Stablecoins Fail as Uniform Safe Havens During Market Stress
New registry-based data from Austrian service providers reveals a sharp divide in how retail and institutional actors move assets during financial shocks.
Stablecoins do not function as a uniform safe haven during systemic shocks. Using a regulatory registry to identify the on-chain addresses of all registered crypto-asset service providers (CASPs) in Austria, researchers found that retail and institutional participants respond to crises through entirely different mechanisms.

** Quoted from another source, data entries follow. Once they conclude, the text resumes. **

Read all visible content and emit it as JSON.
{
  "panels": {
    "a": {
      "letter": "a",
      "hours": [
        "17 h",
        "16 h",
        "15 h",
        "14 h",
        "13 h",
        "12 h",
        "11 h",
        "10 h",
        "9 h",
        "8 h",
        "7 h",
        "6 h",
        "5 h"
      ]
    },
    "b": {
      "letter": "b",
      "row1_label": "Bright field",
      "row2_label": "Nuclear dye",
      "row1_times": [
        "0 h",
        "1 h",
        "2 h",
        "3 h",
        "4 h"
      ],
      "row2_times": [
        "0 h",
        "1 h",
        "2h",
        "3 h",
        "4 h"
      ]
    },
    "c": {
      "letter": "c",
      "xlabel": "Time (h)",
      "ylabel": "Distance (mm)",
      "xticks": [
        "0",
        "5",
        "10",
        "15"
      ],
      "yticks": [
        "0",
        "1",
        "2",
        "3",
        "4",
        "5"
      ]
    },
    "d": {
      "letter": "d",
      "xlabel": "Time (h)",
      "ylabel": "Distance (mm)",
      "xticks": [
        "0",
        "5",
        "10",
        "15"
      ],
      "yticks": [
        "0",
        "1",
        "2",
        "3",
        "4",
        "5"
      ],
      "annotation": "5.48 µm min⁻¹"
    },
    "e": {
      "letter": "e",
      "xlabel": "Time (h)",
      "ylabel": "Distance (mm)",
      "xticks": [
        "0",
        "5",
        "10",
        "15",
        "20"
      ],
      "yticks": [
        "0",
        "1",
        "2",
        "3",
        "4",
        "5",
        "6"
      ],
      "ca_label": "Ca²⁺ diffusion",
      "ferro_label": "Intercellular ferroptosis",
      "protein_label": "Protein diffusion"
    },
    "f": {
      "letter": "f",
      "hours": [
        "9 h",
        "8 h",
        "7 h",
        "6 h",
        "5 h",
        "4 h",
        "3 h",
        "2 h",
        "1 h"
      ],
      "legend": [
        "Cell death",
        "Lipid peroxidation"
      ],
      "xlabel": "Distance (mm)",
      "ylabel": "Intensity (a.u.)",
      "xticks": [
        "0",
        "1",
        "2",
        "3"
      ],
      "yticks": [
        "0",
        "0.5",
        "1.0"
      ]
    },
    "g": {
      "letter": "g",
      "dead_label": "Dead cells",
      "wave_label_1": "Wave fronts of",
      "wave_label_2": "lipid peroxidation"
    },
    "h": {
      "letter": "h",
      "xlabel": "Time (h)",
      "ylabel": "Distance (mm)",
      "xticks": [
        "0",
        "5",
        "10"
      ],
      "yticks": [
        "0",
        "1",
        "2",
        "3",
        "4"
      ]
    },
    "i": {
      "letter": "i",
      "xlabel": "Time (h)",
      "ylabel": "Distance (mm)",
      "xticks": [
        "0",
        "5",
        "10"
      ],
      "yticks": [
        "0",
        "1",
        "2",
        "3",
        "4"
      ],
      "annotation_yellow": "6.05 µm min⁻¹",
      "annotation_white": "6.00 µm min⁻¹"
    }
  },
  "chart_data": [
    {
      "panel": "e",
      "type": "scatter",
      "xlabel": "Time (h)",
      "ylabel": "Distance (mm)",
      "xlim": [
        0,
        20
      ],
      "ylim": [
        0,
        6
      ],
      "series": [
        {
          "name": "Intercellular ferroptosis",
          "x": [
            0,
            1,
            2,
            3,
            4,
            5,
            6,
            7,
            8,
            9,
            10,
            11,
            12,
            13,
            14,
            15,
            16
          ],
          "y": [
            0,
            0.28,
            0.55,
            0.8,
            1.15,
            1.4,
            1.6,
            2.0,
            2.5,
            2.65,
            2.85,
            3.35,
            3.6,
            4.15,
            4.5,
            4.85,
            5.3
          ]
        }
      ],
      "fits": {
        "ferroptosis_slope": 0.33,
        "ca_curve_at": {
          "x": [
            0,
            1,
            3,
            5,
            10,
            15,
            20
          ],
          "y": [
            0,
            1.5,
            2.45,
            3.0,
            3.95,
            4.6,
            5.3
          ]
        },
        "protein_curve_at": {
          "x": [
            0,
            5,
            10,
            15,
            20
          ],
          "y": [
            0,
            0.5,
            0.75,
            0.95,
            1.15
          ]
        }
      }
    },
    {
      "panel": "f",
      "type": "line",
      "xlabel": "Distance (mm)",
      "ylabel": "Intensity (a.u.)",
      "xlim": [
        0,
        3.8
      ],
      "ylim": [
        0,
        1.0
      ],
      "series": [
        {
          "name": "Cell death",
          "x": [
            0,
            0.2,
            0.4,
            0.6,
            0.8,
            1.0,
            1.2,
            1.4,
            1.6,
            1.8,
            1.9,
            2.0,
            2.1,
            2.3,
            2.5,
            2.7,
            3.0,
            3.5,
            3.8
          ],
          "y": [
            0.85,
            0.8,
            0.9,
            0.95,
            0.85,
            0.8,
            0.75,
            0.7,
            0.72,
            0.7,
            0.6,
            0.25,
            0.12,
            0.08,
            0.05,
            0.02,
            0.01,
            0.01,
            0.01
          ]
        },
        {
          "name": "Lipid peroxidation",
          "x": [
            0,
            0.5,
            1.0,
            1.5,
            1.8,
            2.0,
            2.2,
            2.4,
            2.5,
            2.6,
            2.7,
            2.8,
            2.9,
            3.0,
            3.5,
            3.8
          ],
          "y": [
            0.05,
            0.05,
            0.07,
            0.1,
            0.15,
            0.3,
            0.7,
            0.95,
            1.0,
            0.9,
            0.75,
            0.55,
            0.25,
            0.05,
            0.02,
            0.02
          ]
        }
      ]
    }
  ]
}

https://arxiv.org/abs/2607.08524
This divergence was most evident during the Silicon Valley Bank failure. While institutional actors triggered withdrawals, retail-like deposits increased, a pattern consistent with the two-tiered redemption mechanism of USDC. These granular shifts remain invisible in aggregate market data, which often masks the friction between different classes of holders.
Austrian CASPs intermediate roughly $30 billion with external counterparties, showing a high degree of global integration rather than domestic concentration. While retail users dominate the number of transactions, a small group of institutional counterparties controls the vast majority of the value.
This methodology provides a reproducible framework for monitoring how cryptoasset markets transmit risk into national economies. The ability to separate institutionally mediated flows from retail activity allows regulators to better understand the entanglement between digital assets and traditional financial stability.